If the accommodation does not consist of dwellings and is instead to be used solely for a RRP, the “change of use” rules will need to be considered. These rules apply if, within ten years of completion of the new accommodation, the use of the building changes or the building is disposed of, whether or not this involves a change of use. Where these rules apply, some of the VAT saved by the developer on the construction of the property can become payable by the developer to HMRC.  The amount payable will depend upon when in the ten year period the building is disposed of. It should be possible to avoid the application of these rules by granting a long lease instead of making a freehold disposal.

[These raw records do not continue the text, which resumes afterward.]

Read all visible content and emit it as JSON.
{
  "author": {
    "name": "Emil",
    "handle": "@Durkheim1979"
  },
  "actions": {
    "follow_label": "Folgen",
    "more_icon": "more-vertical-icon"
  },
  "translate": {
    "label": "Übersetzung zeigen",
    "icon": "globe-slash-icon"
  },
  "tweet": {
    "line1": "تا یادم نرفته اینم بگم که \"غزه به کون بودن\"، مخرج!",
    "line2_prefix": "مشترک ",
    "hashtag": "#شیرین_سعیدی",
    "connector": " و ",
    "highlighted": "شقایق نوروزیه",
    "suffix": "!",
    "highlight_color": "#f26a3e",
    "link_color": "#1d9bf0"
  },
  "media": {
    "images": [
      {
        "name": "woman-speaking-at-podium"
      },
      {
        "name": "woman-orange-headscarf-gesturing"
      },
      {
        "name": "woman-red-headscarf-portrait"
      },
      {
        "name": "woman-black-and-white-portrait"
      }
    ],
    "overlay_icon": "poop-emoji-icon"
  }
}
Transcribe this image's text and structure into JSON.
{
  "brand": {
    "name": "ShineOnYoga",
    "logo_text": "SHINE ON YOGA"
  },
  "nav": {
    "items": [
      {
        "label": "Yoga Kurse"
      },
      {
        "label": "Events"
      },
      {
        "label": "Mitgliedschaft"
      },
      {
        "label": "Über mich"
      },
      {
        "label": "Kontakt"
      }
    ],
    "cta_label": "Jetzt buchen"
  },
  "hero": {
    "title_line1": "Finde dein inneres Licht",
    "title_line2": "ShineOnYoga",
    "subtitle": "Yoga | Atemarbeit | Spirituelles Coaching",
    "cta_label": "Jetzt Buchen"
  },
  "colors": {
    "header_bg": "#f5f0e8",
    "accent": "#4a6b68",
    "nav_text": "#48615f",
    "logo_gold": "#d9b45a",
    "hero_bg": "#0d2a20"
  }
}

If the new building is used solely for an RRP but is also considered to be dwellings, the developer can treat the building as dwellings to avoid such charge.

Conclusion

It should be possible with careful planning to mitigate a lot of the VAT costs on a student accommodation project. This will, however, require some forward thinking and the best advice is to always consider the VAT position at the beginning of any such project.

Box 1

Property will be used for a RRP if it includes student accommodation. HMRC has issued guidance on the meaning of “student” in their manual (at VCONST15360) and consider a student to be “a person undertaking a course of educational study or instruction”.

The property has to be used “solely” for a RRP. HMRC considers that “solely” means at least 95% for RRP use.  This can cause problems where the accommodation is let to non-students during holiday time.

Box 2

An option to tax will only be disapplied if the developer issues a certificate to the seller to evidence that they have the relevant conversion intention.

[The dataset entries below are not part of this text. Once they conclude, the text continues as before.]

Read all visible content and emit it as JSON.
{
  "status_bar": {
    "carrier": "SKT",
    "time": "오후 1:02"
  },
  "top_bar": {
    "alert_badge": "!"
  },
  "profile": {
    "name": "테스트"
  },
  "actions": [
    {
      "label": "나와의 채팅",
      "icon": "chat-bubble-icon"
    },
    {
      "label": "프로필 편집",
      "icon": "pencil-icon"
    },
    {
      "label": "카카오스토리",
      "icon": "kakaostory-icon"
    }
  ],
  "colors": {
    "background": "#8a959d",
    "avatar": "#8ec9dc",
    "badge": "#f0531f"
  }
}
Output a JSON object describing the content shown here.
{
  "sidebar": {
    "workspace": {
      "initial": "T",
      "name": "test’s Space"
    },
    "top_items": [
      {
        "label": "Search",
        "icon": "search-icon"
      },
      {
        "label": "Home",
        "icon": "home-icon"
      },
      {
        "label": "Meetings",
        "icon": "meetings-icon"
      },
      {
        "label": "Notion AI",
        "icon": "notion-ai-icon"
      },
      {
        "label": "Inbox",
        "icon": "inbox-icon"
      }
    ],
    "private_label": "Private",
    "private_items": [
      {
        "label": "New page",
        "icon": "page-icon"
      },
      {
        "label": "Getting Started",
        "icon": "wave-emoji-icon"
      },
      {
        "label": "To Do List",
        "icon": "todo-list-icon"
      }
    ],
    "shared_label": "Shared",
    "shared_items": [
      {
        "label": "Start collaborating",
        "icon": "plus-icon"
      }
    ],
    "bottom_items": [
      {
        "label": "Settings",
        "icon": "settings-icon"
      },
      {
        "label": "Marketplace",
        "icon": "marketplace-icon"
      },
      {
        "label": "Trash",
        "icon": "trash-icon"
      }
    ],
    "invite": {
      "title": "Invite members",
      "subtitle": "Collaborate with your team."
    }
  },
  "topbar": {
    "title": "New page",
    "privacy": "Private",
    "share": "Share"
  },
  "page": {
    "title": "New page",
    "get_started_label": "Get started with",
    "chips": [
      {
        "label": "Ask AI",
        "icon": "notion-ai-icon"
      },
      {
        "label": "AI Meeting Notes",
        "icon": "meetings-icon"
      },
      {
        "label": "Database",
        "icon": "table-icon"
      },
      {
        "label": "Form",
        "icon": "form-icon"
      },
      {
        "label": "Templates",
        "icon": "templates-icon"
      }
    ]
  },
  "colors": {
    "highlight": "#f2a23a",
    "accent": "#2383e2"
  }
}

The certificate must be given on Form VAT 1614D which can be found at www.gov.uk/gov.uk/government/collections/vat-forms. The certificate is only effective if it is issued before any supply is made by the seller which on a freehold disposal will normally mean completion of the sale.

The certificate can be issued by the developer at any point prior to the sale price being legally fixed. Once the price has been legally fixed, the certificate can only be issued with the agreement of the seller.

Box 3

What is a “dwelling”?

A building is designed as a dwelling or a number of dwellings where in relation to each dwelling the following conditions are satisfied—

(a)      the dwelling consists of self-contained living accommodation;

(b)      there is no provision for direct internal access from the dwelling to any other dwelling or part of a dwelling;

(c)      the separate use, or disposal of the dwelling is not prohibited by the term of any covenant, statutory planning consent or similar provision; and

(d)      statutory planning consent has been granted in respect of that dwelling and its construction or conversion has been carried out in accordance with that consent.